# Welches Squenzerprogramm für Anfänger?



## extrasystole (21. Mai 2008)

Hallo Ihr Lieben ....

Nach vielen Jahren, habe ich mein altes Keyboard Yamaha PSR-6700 wieder ausgegraben. Ist net mehr der letzte Schrei, aber zum Wiedereinstieg reicht es.

Nun würde ich auch gerne ein Sequenzerprogramm dazukaufen. Über Cubase habe ich ein wenig gelesen. Scheint ganz gut zu sein, nur gibt es davon so viele Versionen, dass ich nicht weiß, welche für mich die Richtige ist.

Ein Midikabel besitze ich auch net, oder muß es ein Midiinterface sein?
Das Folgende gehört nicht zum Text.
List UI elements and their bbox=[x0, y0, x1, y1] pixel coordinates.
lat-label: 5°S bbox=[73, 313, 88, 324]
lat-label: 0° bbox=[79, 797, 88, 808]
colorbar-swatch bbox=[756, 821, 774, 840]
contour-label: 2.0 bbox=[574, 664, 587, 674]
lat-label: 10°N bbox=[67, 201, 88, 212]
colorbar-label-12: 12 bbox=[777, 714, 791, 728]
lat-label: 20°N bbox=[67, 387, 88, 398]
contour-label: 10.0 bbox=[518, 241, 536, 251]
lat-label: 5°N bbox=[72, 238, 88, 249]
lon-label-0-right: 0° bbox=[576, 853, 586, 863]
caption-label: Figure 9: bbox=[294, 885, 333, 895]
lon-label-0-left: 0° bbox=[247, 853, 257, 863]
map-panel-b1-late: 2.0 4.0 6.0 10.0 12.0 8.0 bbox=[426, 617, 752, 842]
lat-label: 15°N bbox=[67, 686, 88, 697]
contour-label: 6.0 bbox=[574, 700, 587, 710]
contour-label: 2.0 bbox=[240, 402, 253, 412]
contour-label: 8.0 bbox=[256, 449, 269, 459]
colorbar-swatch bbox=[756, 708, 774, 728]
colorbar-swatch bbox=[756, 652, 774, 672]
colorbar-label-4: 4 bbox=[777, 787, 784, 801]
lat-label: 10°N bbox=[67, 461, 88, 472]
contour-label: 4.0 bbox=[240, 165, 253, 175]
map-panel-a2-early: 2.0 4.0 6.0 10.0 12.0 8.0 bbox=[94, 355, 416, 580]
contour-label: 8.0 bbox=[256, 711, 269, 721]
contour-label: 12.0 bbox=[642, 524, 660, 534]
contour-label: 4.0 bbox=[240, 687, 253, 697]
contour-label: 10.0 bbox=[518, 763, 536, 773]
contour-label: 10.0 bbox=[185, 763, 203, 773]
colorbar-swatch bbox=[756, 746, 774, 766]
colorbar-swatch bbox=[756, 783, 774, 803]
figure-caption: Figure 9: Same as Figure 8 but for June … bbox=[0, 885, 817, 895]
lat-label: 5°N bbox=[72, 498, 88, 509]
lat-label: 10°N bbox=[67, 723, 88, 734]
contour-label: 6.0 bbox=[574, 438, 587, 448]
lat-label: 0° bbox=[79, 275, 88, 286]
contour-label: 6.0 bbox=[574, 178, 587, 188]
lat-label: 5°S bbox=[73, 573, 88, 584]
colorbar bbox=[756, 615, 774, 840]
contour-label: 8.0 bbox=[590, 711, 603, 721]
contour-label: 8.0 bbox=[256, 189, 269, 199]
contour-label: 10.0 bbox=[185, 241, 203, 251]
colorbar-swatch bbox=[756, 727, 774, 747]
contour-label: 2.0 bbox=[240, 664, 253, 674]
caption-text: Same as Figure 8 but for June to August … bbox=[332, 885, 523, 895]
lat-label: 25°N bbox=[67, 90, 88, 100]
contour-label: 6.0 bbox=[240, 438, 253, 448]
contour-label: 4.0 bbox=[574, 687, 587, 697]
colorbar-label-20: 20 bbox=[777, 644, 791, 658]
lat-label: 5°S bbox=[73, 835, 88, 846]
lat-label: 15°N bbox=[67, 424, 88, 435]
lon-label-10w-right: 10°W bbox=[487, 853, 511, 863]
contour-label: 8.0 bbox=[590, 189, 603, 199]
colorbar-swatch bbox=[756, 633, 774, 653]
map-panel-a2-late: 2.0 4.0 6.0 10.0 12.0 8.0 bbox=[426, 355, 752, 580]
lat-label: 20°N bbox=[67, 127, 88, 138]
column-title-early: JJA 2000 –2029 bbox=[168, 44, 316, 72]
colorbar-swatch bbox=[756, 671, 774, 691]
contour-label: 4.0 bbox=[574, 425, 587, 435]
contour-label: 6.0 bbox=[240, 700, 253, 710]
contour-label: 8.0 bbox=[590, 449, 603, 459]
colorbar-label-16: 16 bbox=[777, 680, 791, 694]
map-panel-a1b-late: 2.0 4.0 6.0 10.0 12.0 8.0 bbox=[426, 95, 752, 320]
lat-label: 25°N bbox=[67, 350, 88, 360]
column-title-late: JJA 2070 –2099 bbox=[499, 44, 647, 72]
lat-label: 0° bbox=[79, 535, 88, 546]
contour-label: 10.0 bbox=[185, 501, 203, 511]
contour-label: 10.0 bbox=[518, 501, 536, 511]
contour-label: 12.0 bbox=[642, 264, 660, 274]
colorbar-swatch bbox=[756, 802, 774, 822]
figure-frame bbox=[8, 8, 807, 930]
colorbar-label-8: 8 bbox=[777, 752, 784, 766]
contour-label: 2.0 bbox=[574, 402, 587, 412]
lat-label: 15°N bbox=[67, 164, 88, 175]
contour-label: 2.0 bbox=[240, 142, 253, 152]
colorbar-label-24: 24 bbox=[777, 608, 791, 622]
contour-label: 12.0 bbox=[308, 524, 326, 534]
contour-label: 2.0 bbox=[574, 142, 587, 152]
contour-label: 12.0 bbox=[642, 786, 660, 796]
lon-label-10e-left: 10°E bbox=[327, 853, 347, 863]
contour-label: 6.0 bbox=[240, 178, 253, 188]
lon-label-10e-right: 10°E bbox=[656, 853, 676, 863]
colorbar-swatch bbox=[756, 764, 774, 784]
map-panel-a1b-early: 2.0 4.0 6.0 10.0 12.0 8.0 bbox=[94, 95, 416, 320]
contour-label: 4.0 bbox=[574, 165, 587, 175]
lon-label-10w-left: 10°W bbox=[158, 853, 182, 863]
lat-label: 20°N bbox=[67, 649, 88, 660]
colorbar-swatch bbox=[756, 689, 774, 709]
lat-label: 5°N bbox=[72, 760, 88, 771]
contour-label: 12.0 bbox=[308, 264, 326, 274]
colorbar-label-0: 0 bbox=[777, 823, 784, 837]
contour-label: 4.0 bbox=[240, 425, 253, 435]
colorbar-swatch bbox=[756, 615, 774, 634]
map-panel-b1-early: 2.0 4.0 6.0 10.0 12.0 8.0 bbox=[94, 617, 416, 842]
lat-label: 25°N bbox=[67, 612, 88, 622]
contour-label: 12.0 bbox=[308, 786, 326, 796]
Für Eure Hilfe schon mal ganz lieben Dank



Norbert aus Hamburg ;-)


----------



## The_Maegges (25. Mai 2008)

Für den Einstieg sollte erstmal eine der Lightversionen von Cubase ausreichen.

Also die Cubase Essential 4 wäre das.
Ist für etwa 130 Euro zu haben.
Solltest du Schüler oder Student sein, kannst du dir dieselbe Version vergünstigt anschaffen. Kostet dann sogar nur 70 Steine.

Oder halt was Gebrauchtes bei eBay schiessen, da musst du aber aufpassen, dass du keine Raubkopie angedreht bekommst...


----------



## sight011 (26. Mai 2008)

@ The_Maegges Meinst du nicht das Cubase 3 auch reicht?


2. nein du brauchst keinen Interface! JEdenfalls nicht unbedingt, ich habe ein Kabel das von Midi auf usb geht. Das reicht vollkommen aus, sowas kostet 19 €


----------



## The_Maegges (29. Mai 2008)

sight011 hat gesagt.:


> @ The_Maegges Meinst du nicht das Cubase 3 auch reicht?



Theoretisch reicht auch Cubase SX2, nur ist das, genauso wie das 3er, kaum noch im Laden erhältlich.
Insofern dann doch wieder eBay.


----------



## sight011 (29. Mai 2008)

@ The_Maegges keykey

Ich wollte nochmal ganz kuz sagen das man keinen Midi-Interface benötigt, eine Soundkarte (auch = Interface)natürlichschon!  Gruß A.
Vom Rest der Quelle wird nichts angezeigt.